With over 200 million users streaming its video services, the backend CDN servers, storage, and networks at Netflix have to balance performance and efficiency carefully. As one might imagine, I/O reigns supreme but having a balanced stable of compute is also critical.
The goal is to serve as many customers as possible out of a single box, says Drew Gallatin, who has helped lead efforts at Netflix to kick that rate from 200Gb/sec of TLS encrypted video out of a single box to 400Gb/sec. He says that there are even prototype efforts underway on the 800Gb/sec horizon.
The momentum toward that upper limit has been swift. It was only in 2020 that Gallatin and team were able to hit the 200Gb/sec mark but seeing four 100Gb/sec network ports open on their single-socket AMD EPYC Rome system got them thinking about what could be possible. What they put together is not just useful from a large-scale video streaming services point of view — this is something we might expect to see in other memory bandwidth-limited areas, including HPC, especially as similar nodes pop up in some of the largest supercomputing sites.
The backend serving systems being evaluated at Netflix for how well they’re pushing ultra-low latency and high bandwidth are based on 32-core (2.5GHz) AMD Rome CPUs with 256GB DDR-3200, granting eight channels with 150Gb/sec memory bandwidth. The systems provide 128 lanes of PCIe Gen-4 (250Gb/sec of IO bandwidth). Each system has two Mellanox ConnectX-6 NICs, (Gen-4 x 16). They have two full-speed 100GbE ports per NIC for a total of 4X 100GbE in total with support for critical elements, including kTLS offload on the NIC — something that is of the utmost importance for Netflix’s serving workflow. For these systems they also have eighteen WD NVMe drives (2TB) but because of when these were purchased they are Gen-3.
Gallatin says they looked at two other architectures to fit the video serving bill: Ampere’s Altra Arm Neoverse platform as well as Intel Ice Lake CPUs. For Ampere and Ice Lake both the issue of FreeBSD support was a limiting factor and there has not been ample time to optimize for Ice Lake either. There’s more detail here.
There is a nice workflow chart below highlighting what a big deal getting even 200Gb/sec means, not to mention anything beyond that. You select a movie — a client has an algorithm that fetches a few MBs ahead. NGINX gets the request and launches a sendfile request to satisfy it. That data is brought in from those NVMe drives on the lower left (aggregate 50Gb/sec) then that’s read into system memory.
As a quick side note, Netflix runs FreeBSD, the NGINX web server and the sendfile protocol. They have kernel-level kTLS data encryption in the pipeline to avoid extra boundary crossings with all that pulling of data off disk to be written back. Gallatin says this one little feature saves around 60 percent CPU utilization.

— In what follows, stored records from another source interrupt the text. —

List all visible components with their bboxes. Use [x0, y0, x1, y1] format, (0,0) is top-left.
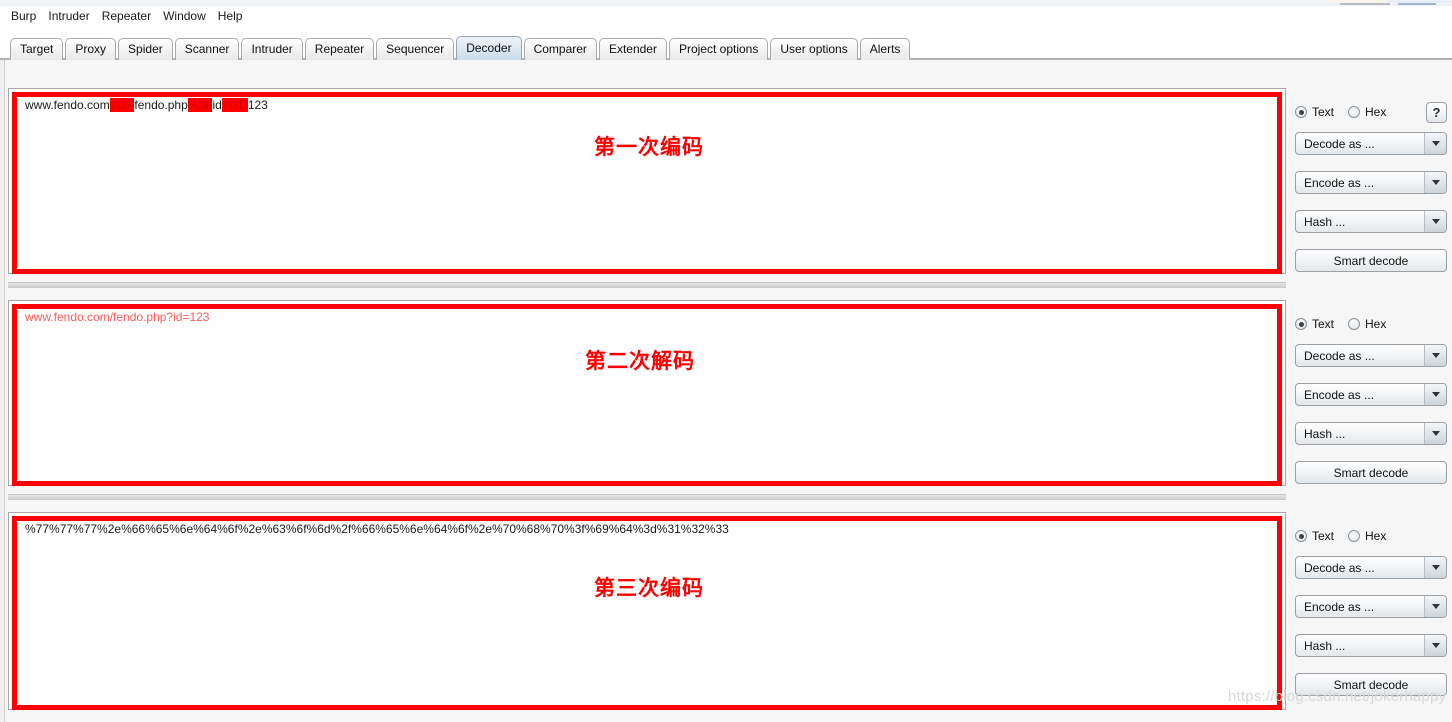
menu-item-repeater[interactable]: Repeater: [96, 8, 157, 24]
smart-decode-button-1[interactable]: Smart decode: [1295, 249, 1447, 272]
tab-spider[interactable]: Spider: [118, 38, 173, 60]
menu-item-burp[interactable]: Burp: [5, 8, 42, 24]
panel-left-edge: [0, 60, 5, 722]
radio-hex-label: Hex: [1365, 317, 1387, 331]
window-frame-underline-right: [1398, 3, 1436, 5]
radio-dot-icon: [1295, 106, 1307, 118]
tab-comparer[interactable]: Comparer: [523, 38, 597, 60]
chevron-down-icon[interactable]: [1424, 211, 1446, 232]
encode-as-label: Encode as ...: [1304, 175, 1375, 190]
radio-text-1[interactable]: Text: [1295, 105, 1334, 119]
encode-as-dropdown-1[interactable]: Encode as ...: [1295, 171, 1447, 194]
text-segment: www.fendo.com/fendo.php?id=123: [25, 310, 210, 324]
tab-user-options[interactable]: User options: [770, 38, 858, 60]
section-splitter-1[interactable]: [8, 282, 1286, 288]
section-splitter-2[interactable]: [8, 494, 1286, 500]
hash-label: Hash ...: [1304, 426, 1346, 441]
tab-proxy[interactable]: Proxy: [65, 38, 117, 60]
tab-target[interactable]: Target: [10, 38, 64, 60]
menu-item-intruder[interactable]: Intruder: [42, 8, 95, 24]
chevron-down-icon[interactable]: [1424, 423, 1446, 444]
tabs-strip: Target Proxy Spider Scanner Intruder Rep…: [10, 36, 912, 60]
format-radio-row-3: Text Hex: [1295, 527, 1447, 545]
chevron-down-icon[interactable]: [1424, 345, 1446, 366]
chevron-down-icon[interactable]: [1424, 557, 1446, 578]
decoder-controls-1: Text Hex ? Decode as ... Encode as ... H…: [1295, 101, 1447, 272]
decoder-textarea-2[interactable]: www.fendo.com/fendo.php?id=123: [8, 300, 1286, 486]
decoder-editor-wrap-1: www.fendo.com%2Ffendo.php%3Fid%3D123: [8, 88, 1286, 274]
smart-decode-button-2[interactable]: Smart decode: [1295, 461, 1447, 484]
radio-hex-label: Hex: [1365, 105, 1387, 119]
encoded-highlight: %2F: [109, 98, 135, 112]
decoder-controls-3: Text Hex Decode as ... Encode as ... Has…: [1295, 527, 1447, 696]
annotation-label-1: 第一次编码: [594, 135, 704, 159]
decoder-textarea-1[interactable]: www.fendo.com%2Ffendo.php%3Fid%3D123: [8, 88, 1286, 274]
decode-as-dropdown-2[interactable]: Decode as ...: [1295, 344, 1447, 367]
watermark: https://blog.csdn.net/jokerhappy: [1228, 688, 1447, 705]
chevron-down-icon[interactable]: [1424, 596, 1446, 617]
text-segment: %77%77%77%2e%66%65%6e%64%6f%2e%63%6f%6d%…: [25, 522, 729, 536]
tab-alerts[interactable]: Alerts: [859, 38, 911, 60]
text-segment: www.fendo.com: [25, 98, 110, 112]
encoded-highlight: %3D: [221, 98, 248, 112]
tab-sequencer[interactable]: Sequencer: [376, 38, 455, 60]
tab-repeater[interactable]: Repeater: [304, 38, 375, 60]
hash-label: Hash ...: [1304, 638, 1346, 653]
menu-item-help[interactable]: Help: [212, 8, 249, 24]
radio-dot-icon: [1348, 106, 1361, 118]
chevron-down-icon[interactable]: [1424, 635, 1446, 656]
decode-as-dropdown-1[interactable]: Decode as ...: [1295, 132, 1447, 155]
encode-as-label: Encode as ...: [1304, 387, 1375, 402]
radio-hex-3[interactable]: Hex: [1348, 529, 1386, 543]
radio-text-label: Text: [1312, 529, 1335, 543]
tab-project-options[interactable]: Project options: [668, 38, 769, 60]
format-radio-row-1: Text Hex ?: [1295, 101, 1447, 123]
encode-as-dropdown-2[interactable]: Encode as ...: [1295, 383, 1447, 406]
format-radio-row-2: Text Hex: [1295, 315, 1447, 333]
decode-as-label: Decode as ...: [1304, 348, 1375, 363]
chevron-down-icon[interactable]: [1424, 133, 1446, 154]
annotation-label-3: 第三次编码: [594, 576, 704, 600]
main-tab-bar: Target Proxy Spider Scanner Intruder Rep…: [0, 26, 1452, 60]
decoder-editor-wrap-3: %77%77%77%2e%66%65%6e%64%6f%2e%63%6f%6d%…: [8, 512, 1286, 710]
text-segment: fendo.php: [134, 98, 188, 112]
radio-text-label: Text: [1312, 317, 1335, 331]
radio-text-label: Text: [1312, 105, 1335, 119]
radio-dot-icon: [1295, 318, 1307, 330]
decoder-controls-2: Text Hex Decode as ... Encode as ... Has…: [1295, 315, 1447, 484]
hash-dropdown-3[interactable]: Hash ...: [1295, 634, 1447, 657]
tab-scanner[interactable]: Scanner: [174, 38, 240, 60]
window-frame-underline-left: [1340, 3, 1390, 5]
encoded-highlight: %3F: [187, 98, 213, 112]
decode-as-dropdown-3[interactable]: Decode as ...: [1295, 556, 1447, 579]
menu-bar: Burp Intruder Repeater Window Help: [0, 6, 1452, 25]
decode-as-label: Decode as ...: [1304, 136, 1375, 151]
tab-decoder[interactable]: Decoder: [456, 36, 522, 60]
hash-dropdown-1[interactable]: Hash ...: [1295, 210, 1447, 233]
hash-label: Hash ...: [1304, 214, 1346, 229]
radio-text-3[interactable]: Text: [1295, 529, 1334, 543]
radio-hex-2[interactable]: Hex: [1348, 317, 1386, 331]
radio-hex-label: Hex: [1365, 529, 1387, 543]
decoder-textarea-3[interactable]: %77%77%77%2e%66%65%6e%64%6f%2e%63%6f%6d%…: [8, 512, 1286, 710]
chevron-down-icon[interactable]: [1424, 172, 1446, 193]
text-segment: id: [212, 98, 222, 112]
radio-dot-icon: [1295, 530, 1307, 542]
menu-item-window[interactable]: Window: [157, 8, 212, 24]
encode-as-dropdown-3[interactable]: Encode as ...: [1295, 595, 1447, 618]
radio-text-2[interactable]: Text: [1295, 317, 1334, 331]
tab-extender[interactable]: Extender: [598, 38, 667, 60]
encode-as-label: Encode as ...: [1304, 599, 1375, 614]
annotation-label-2: 第二次解码: [585, 349, 695, 373]
help-question-icon[interactable]: ?: [1426, 101, 1447, 123]
text-segment: 123: [247, 98, 268, 112]
radio-dot-icon: [1348, 318, 1361, 330]
decoder-editor-wrap-2: www.fendo.com/fendo.php?id=123: [8, 300, 1286, 486]
chevron-down-icon[interactable]: [1424, 384, 1446, 405]
decode-as-label: Decode as ...: [1304, 560, 1375, 575]
radio-hex-1[interactable]: Hex: [1348, 105, 1386, 119]
hash-dropdown-2[interactable]: Hash ...: [1295, 422, 1447, 445]
tab-intruder[interactable]: Intruder: [241, 38, 303, 60]
radio-dot-icon: [1348, 530, 1361, 542]
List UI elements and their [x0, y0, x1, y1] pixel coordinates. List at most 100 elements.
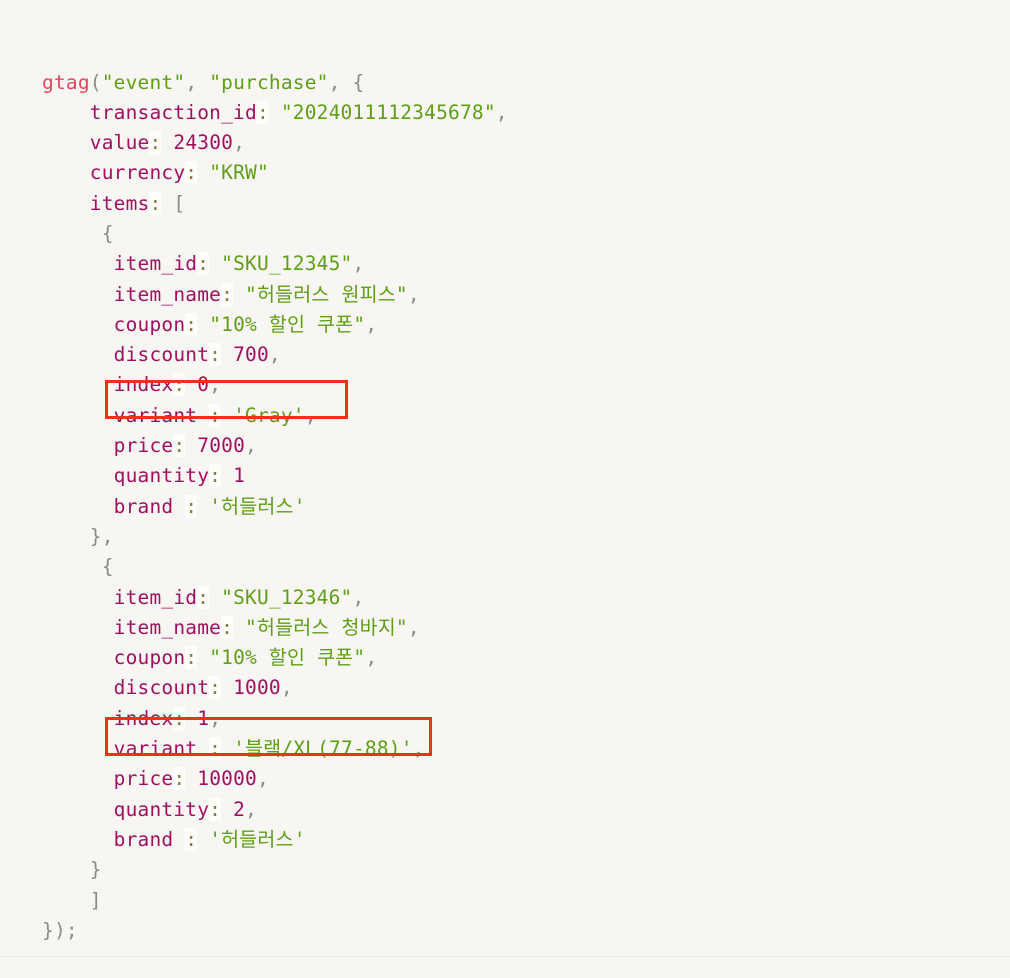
- code-token-num: 1: [197, 706, 210, 730]
- code-line: currency: "KRW": [42, 158, 982, 188]
- code-line: item_id: "SKU_12345",: [42, 249, 982, 279]
- code-token-key: brand: [113, 494, 186, 518]
- code-token-punct: ,: [268, 343, 281, 367]
- code-token-fn: gtag: [42, 70, 90, 94]
- code-line: value: 24300,: [42, 128, 982, 158]
- code-block[interactable]: gtag("event", "purchase", { transaction_…: [42, 68, 982, 947]
- code-token-punct: ,: [233, 131, 246, 155]
- code-token-key: value: [89, 131, 150, 155]
- code-token-punct: (: [89, 70, 102, 94]
- code-token-key: currency: [89, 161, 186, 185]
- code-token-key: coupon: [113, 312, 186, 336]
- code-line: item_name: "허들러스 원피스",: [42, 280, 982, 310]
- code-token-str: "purchase": [209, 70, 329, 94]
- code-token-punct: {: [101, 221, 114, 245]
- code-token-key: variant: [113, 403, 210, 427]
- code-line: }: [42, 855, 982, 885]
- code-token-str: "2024011112345678": [280, 100, 496, 124]
- code-token-punct: ,: [209, 373, 222, 397]
- code-token-key: items: [89, 191, 150, 215]
- code-token-colon: :: [185, 494, 198, 518]
- code-token-str: '허들러스': [209, 827, 306, 851]
- code-token-punct: [: [173, 191, 186, 215]
- code-token-key: coupon: [113, 646, 186, 670]
- code-token-num: 24300: [173, 131, 234, 155]
- code-token-num: 700: [233, 343, 269, 367]
- code-token-key: item_name: [113, 615, 222, 639]
- code-line: });: [42, 916, 982, 946]
- code-token-punct: ,: [328, 70, 353, 94]
- code-token-key: variant: [113, 737, 210, 761]
- code-token-colon: :: [221, 282, 234, 306]
- code-line: {: [42, 552, 982, 582]
- code-token-colon: :: [173, 434, 186, 458]
- code-token-colon: :: [185, 646, 198, 670]
- code-token-colon: :: [209, 737, 222, 761]
- code-token-num: 2: [233, 797, 246, 821]
- code-token-punct: ,: [209, 706, 222, 730]
- code-token-key: item_name: [113, 282, 222, 306]
- code-token-punct: });: [42, 918, 78, 942]
- code-line: discount: 700,: [42, 340, 982, 370]
- code-token-key: index: [113, 373, 174, 397]
- code-token-punct: }: [89, 858, 102, 882]
- code-token-colon: :: [209, 676, 222, 700]
- code-line: price: 7000,: [42, 431, 982, 461]
- code-line: index: 0,: [42, 370, 982, 400]
- code-token-str: 'Gray': [233, 403, 305, 427]
- code-token-punct: ,: [407, 615, 420, 639]
- code-line: brand : '허들러스': [42, 492, 982, 522]
- code-token-punct: ,: [352, 585, 365, 609]
- code-token-key: item_id: [113, 585, 198, 609]
- code-token-num: 7000: [197, 434, 246, 458]
- code-token-str: "10% 할인 쿠폰": [209, 312, 366, 336]
- code-token-colon: :: [209, 403, 222, 427]
- code-token-str: "SKU_12346": [221, 585, 353, 609]
- code-line: items: [: [42, 189, 982, 219]
- code-token-key: price: [113, 434, 174, 458]
- code-line: variant : 'Gray',: [42, 401, 982, 431]
- code-token-colon: :: [149, 191, 162, 215]
- code-token-colon: :: [221, 615, 234, 639]
- code-token-key: quantity: [113, 464, 210, 488]
- code-line: quantity: 2,: [42, 795, 982, 825]
- code-token-str: "event": [101, 70, 186, 94]
- code-token-punct: {: [352, 70, 365, 94]
- code-token-num: 1000: [233, 676, 281, 700]
- code-token-key: discount: [113, 343, 210, 367]
- code-token-punct: ,: [280, 676, 293, 700]
- code-token-num: 0: [197, 373, 210, 397]
- code-token-key: quantity: [113, 797, 210, 821]
- code-token-colon: :: [173, 767, 186, 791]
- code-token-key: price: [113, 767, 174, 791]
- code-token-key: item_id: [113, 252, 198, 276]
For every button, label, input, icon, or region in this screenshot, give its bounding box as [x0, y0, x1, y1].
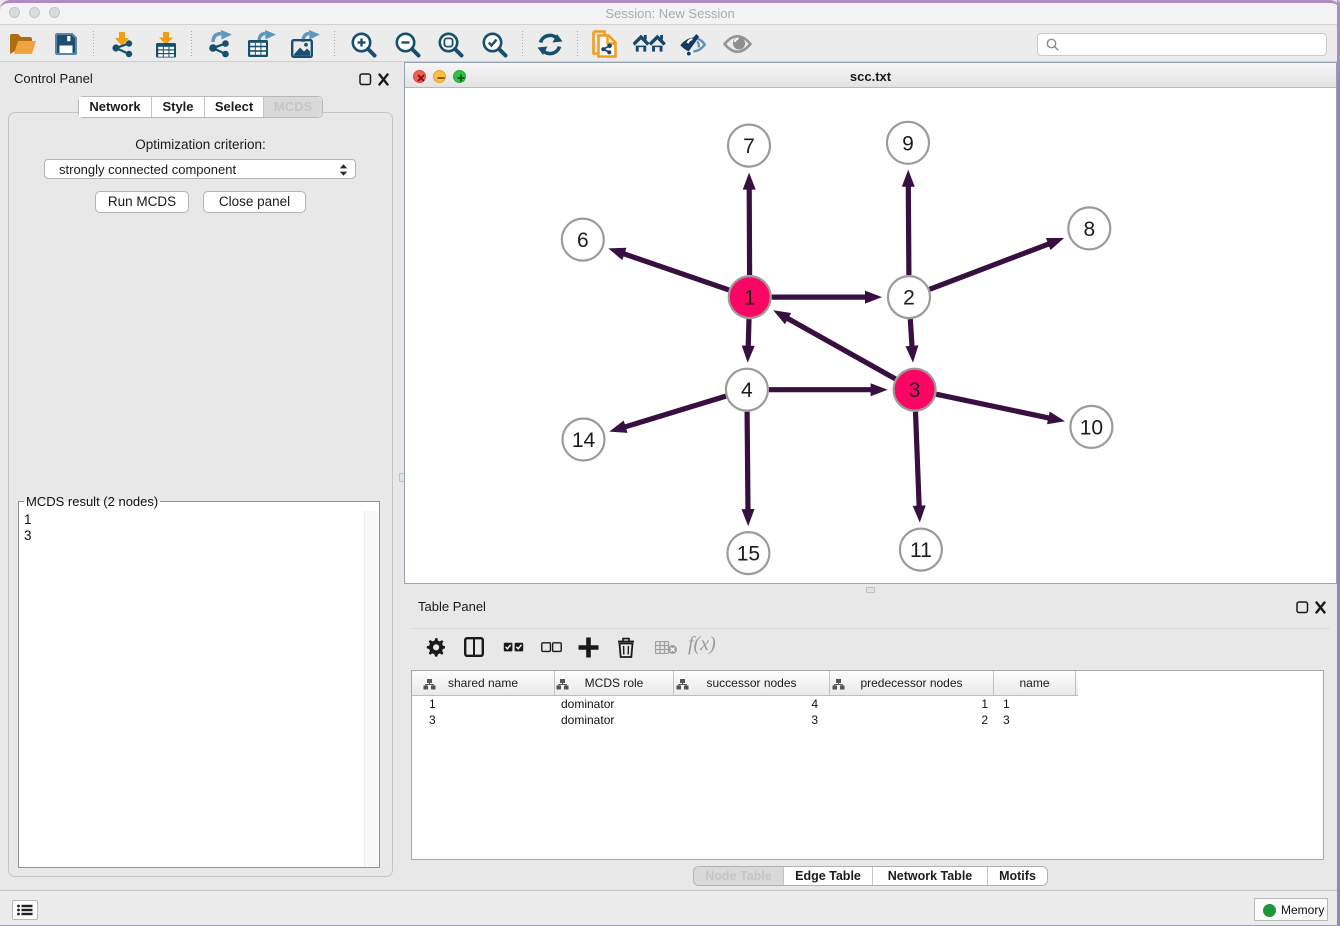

The tough spot for Netflix is the encryption part. Doing crypto in the CPU requires an extra memory read (to read the plain text) and an extra memory write (to write the encrypted content). This doubles memory bandwidth.
In the above flow, the green arrows (reads and writes) they can remove one read and one write of data, effectively cutting memory bandwidth in half.
Luckily for Netflix, there is Drew Gallatin, who has worked for many years optimizing networks for large-scale problems and has NUMA’s potential down to a science. He started his career building the 10GbE device drivers for Myricom and after other experiences, wound up at Google in the platforms and networking division before moving to the video content giant, where he has spent over six years. All of those experiences led to a nuanced understanding of what NUMA might be able to provide, especially on a single-socket, I/O optimized platform with plenty of available I/O — assuming all the tricks in getting the various domains to talk without too much tripping and overstepping.
The NUMA aspect is interesting here. It’s all still single-socket but it’s taking advantage of the flat mode where four different chips in a package can be exposed as “quadrants” of the Rome chip. These quadrants are configured essentially as four NUMA domains.
“One thing NUMA does, when you run AMD machines in NUMA mode, is that you can make more efficient use of their memory controllers,” Gallatin says. “The strategy was to keep as much of our bulk data off the NUMA fabric as we can.” Netflix only has NICs on two of the four NUMA nodes in its setup and different numbers of NVMe for each node as well. It had to come up with some hacks to pretend a NIC was in all four NUMA domains and ended up, on average, seeing around 1.25 NUMA crossings, 75 percent of disk reads across NUMA, and 50 percent of NIC transmits across NUMA for a total of 62.5Gb/sec of data on the NUMA fabric.
This does get into the weeds — you can see the full setup here from Gallatin’s FreeBSD talk here. He also describes the Netflix (and mostly FreeBSD) limitations when it comes to Ampere and Ice Lake.
It is quite conceivable that Netflix might be able to double to 800Gb/sec with existing AMD dual-socket servers, or with future servers supporting increased memory bandwidth via DDR5 and more memory channels.